クラブは、社台、サンデー、G1、東京、グリーンの各クラブです。
30頭出資して重賞馬2頭が多いのか、少ないのかわかりません。
上の表で重賞出走率、重賞勝利馬率、クラシック出走率、1走当たり獲得賞金が高いのは、ジェンティルドンナが押し上げています。
ジェンテイルは運で取れたと思っています。
ですから、これらの項目を除外して、重要なのは、2勝馬率、3勝馬率、4勝馬率、5勝馬率の各項目だと考えます。
これらの数値がいずれも平均よりも上回っているのは、自分なりに少しはがんばってきたかなと思います。
ツアーに行かなくても、競馬関係者でなくても、いうならば自分のような素人でも、データ分析だけで一応、人並みかそれ以上の成果を上げることができるのです。

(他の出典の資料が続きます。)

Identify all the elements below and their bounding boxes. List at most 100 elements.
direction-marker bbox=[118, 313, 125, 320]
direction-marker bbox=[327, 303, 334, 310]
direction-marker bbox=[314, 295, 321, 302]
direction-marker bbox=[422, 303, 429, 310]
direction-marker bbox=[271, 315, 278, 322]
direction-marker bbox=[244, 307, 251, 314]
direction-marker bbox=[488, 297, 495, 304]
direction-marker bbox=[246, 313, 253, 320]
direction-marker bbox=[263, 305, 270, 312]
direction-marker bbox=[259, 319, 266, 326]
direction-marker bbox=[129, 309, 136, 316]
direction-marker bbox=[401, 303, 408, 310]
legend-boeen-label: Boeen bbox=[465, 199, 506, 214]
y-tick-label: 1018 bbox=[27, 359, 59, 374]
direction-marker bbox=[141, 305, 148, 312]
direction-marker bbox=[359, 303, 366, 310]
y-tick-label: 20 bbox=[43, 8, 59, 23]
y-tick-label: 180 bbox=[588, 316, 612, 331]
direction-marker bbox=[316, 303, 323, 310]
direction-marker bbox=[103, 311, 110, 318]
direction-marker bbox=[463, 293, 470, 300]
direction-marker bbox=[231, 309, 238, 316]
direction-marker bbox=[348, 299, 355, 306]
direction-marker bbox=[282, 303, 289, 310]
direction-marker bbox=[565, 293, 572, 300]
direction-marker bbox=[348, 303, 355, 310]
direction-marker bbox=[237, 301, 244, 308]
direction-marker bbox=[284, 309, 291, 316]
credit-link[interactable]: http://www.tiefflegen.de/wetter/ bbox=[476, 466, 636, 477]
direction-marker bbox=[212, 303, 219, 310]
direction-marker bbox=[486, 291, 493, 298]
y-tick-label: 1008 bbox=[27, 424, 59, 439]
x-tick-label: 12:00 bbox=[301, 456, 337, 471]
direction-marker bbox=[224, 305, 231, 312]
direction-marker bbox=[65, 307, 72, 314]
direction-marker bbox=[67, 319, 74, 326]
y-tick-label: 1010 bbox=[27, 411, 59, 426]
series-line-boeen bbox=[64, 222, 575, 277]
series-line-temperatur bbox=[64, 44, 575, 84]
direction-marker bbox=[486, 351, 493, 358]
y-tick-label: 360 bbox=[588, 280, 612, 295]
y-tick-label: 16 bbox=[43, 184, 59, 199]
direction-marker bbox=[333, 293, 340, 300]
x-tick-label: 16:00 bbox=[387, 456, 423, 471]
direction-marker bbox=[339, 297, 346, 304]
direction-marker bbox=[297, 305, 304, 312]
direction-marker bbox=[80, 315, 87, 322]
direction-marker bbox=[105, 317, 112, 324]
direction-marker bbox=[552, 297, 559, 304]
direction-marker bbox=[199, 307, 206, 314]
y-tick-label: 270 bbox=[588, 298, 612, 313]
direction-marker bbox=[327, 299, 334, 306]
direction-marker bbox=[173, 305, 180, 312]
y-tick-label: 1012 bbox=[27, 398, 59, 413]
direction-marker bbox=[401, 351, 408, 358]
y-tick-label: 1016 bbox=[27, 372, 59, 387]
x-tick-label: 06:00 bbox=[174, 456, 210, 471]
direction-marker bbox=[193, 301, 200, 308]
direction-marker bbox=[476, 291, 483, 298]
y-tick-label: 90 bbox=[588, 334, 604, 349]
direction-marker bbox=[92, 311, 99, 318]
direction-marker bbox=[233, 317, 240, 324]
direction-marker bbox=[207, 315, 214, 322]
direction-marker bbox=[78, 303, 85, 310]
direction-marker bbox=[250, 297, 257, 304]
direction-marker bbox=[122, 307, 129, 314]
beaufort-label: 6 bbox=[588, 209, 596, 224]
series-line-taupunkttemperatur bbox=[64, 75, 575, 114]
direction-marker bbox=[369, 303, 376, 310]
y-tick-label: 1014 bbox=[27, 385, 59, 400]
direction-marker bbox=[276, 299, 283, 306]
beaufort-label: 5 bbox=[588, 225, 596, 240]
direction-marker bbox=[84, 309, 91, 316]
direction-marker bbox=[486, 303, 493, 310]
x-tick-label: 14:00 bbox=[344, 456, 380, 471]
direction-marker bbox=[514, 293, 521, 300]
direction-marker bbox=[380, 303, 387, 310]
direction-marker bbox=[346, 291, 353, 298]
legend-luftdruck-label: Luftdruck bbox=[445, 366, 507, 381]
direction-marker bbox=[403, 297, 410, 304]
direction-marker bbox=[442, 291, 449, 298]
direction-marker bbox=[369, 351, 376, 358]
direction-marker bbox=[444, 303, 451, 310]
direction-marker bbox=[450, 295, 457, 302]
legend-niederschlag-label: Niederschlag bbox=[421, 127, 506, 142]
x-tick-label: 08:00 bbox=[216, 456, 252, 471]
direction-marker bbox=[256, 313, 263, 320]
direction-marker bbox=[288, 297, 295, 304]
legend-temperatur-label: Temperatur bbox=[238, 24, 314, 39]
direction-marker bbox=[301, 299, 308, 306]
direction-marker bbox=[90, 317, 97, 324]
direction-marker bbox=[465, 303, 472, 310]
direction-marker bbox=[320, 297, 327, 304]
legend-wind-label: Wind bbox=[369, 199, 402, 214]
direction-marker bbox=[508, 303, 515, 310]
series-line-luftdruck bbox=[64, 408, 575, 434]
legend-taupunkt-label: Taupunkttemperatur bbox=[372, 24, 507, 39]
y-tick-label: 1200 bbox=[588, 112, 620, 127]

これからの目標は重賞勝ち馬を増やすことと、できるだけ未出走、未勝利、1勝クラス馬を減らして、上記の数値の向上を図ることになります。
今年6月からまた募集が始まります。
カタログ写真や動画、血統表、測尺だけから、どれだけ良馬をチョイスできるか。
少ない情報から最大限の成果を引き出す(無謀な?)挑戦に今年も試みるつもりです。
今年からNOTEに自分の考えをまとめていこうと考えています。
https://note.com/soumanosuikoden
5月にクラブから募集馬のリストが配られてきます。
近年はシルクやキャロットに押されて、社台、サンデーに差配される当たり馬はめっきり少なくなってきていることを実感します。
こんなときこそ、腕の見せどころです。
それでは、みなさん、相馬の道の精進をますます重ねていく所存でおりますので、今後ともよろしくお願いします。
※この記事は、ツアーに行かれる方を非難したり、否定する意図を持つものではまったくありません。
ぶっちゃけると、ツアーで実馬を見る方法はまともで正当だと思います。
だって、セレクトセールがヴァーチャルだけで開催されることはあり得ないですから(もっとも馬代がぜんぜん違いますが)。
相馬の方法は人それぞれで、今日は、私なりの流儀とこだわりを書いたまでです。